A diretora de publicidade Meire Alessandra, 37 anos, optou pela previdência privada para a filha Maria Eduarda, de 11 meses, pela praticidade. Após um depósito inicial de R$ 300, todos os meses é descontado o valor de R$ 100 em sua conta. Ela pretende aumentar o valor gradualmente e, aos 18 anos, a filha poderá dar o destino que quiser ao dinheiro. "A escolha será dela. Ela poderá pagar a faculdade, dar entrada em um apartamento ou até viajar. É um suporte para começar a vida".
Dicas de um pai consultor
Para Borges, os pais não devem fazer poupança para os filhos. "Quanto mais garantido está o futuro, menos a pessoa se esforça", diz. Sua tática é diferente: ele recomenda que os pais desde cedo ensinem como economizar e como investir bem o seu dinheiro. Pai de uma criança de 7 e outra de 8 anos, ele começou a dar dinheiro para os filhos uma vez por semana quando eles tinham quatro anos. "E, nesse momento, os presentes acabaram. Agora eles têm que guardar o dinheiro para comprar o que quiserem".

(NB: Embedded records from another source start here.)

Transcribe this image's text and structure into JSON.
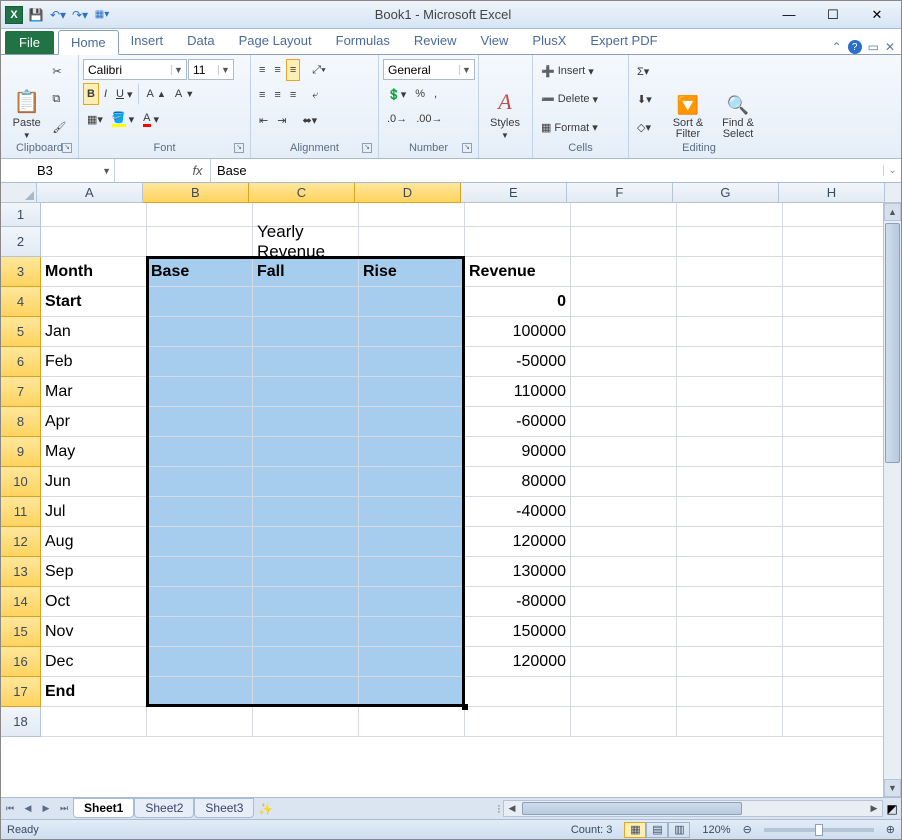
{
  "window": {
    "title": "Book1 - Microsoft Excel"
  },
  "qat": {
    "save": "💾",
    "undo": "↶",
    "redo": "↷"
  },
  "tabs": {
    "file": "File",
    "items": [
      "Home",
      "Insert",
      "Data",
      "Page Layout",
      "Formulas",
      "Review",
      "View",
      "PlusX",
      "Expert PDF"
    ],
    "active": "Home"
  },
  "ribbon": {
    "clipboard": {
      "label": "Clipboard",
      "paste": "Paste"
    },
    "font": {
      "label": "Font",
      "name": "Calibri",
      "size": "11"
    },
    "alignment": {
      "label": "Alignment"
    },
    "number": {
      "label": "Number",
      "format": "General"
    },
    "styles": {
      "label": "",
      "styles_btn": "Styles"
    },
    "cells": {
      "label": "Cells",
      "insert": "Insert",
      "delete": "Delete",
      "format": "Format"
    },
    "editing": {
      "label": "Editing",
      "sort": "Sort & Filter",
      "find": "Find & Select"
    }
  },
  "namebox": "B3",
  "formula": "Base",
  "columns": [
    "A",
    "B",
    "C",
    "D",
    "E",
    "F",
    "G",
    "H"
  ],
  "selected_cols": [
    "B",
    "C",
    "D"
  ],
  "row_numbers": [
    1,
    2,
    3,
    4,
    5,
    6,
    7,
    8,
    9,
    10,
    11,
    12,
    13,
    14,
    15,
    16,
    17,
    18
  ],
  "title_cell": "Yearly Revenue",
  "headers": {
    "A": "Month",
    "B": "Base",
    "C": "Fall",
    "D": "Rise",
    "E": "Revenue"
  },
  "rows": [
    {
      "month": "Start",
      "rev": "0",
      "bold": true
    },
    {
      "month": "Jan",
      "rev": "100000"
    },
    {
      "month": "Feb",
      "rev": "-50000"
    },
    {
      "month": "Mar",
      "rev": "110000"
    },
    {
      "month": "Apr",
      "rev": "-60000"
    },
    {
      "month": "May",
      "rev": "90000"
    },
    {
      "month": "Jun",
      "rev": "80000"
    },
    {
      "month": "Jul",
      "rev": "-40000"
    },
    {
      "month": "Aug",
      "rev": "120000"
    },
    {
      "month": "Sep",
      "rev": "130000"
    },
    {
      "month": "Oct",
      "rev": "-80000"
    },
    {
      "month": "Nov",
      "rev": "150000"
    },
    {
      "month": "Dec",
      "rev": "120000"
    },
    {
      "month": "End",
      "rev": "",
      "bold": true
    }
  ],
  "sheets": {
    "items": [
      "Sheet1",
      "Sheet2",
      "Sheet3"
    ],
    "active": "Sheet1"
  },
  "status": {
    "mode": "Ready",
    "count": "Count: 3",
    "zoom": "120%"
  }
}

Além da "semanada", que se transformou em "mesada" quando o filho mais velho fez sete anos, esporadicamente o pai dá mais algum dinheiro para os filhos, que vai para a "caixinha". "Mas esse dinheiro nunca está vinculado a desempenho escolar, por exemplo. Eles não podem ganhar algo porque fizeram sua obrigação, como estudar", diz. A mesma opinião é repartida pela pesquisadora da FJP. "Essa premiação feita pelos pais acaba criando um elo muito forte entre o desempenho pessoal e a aquisição de bens e serviços e isso pode causar estresse desnecessário nas crianças", comenta. Ela considera que os pais devem estimular a criança a poupar, principalmente depois dos 12 anos. "Se os pais poupam para os filhos, é interessante que eles contribuam de alguma forma e entendam o que a família está fazendo em prol deles".
Os filhos de Borges já sabem gerir o capital que recebem. Por experiência, um deles já percebeu que deve repensar os gastos. "Uma vez ele decidiu comprar um par de patins e eu disse que ele não ia usar, porque já tinha uma bicicleta. Ele decidiu comprar, usou uma vez e encostou. Agora toda vez que ele quer comprar alguma coisa pergunto se não vai acontecer a mesma coisa outra vez e na maioria das vezes ele não leva o brinquedo", diz. Como o dinheiro sai do bolso das crianças, elas já preferem fazer compras pela internet, que em geral são mais baratas. "Elas sabem que o produto vai demorar mais para cehgar, mas preferem economizar", comenta.
Quando tiverem com 12 anos, as crianças já vão deixar de apenas gerir o dinheiro, para investir. "Com essa idade eles já podem entender os melhores tipos de investimento e podem começar a fazer o dinheiro render".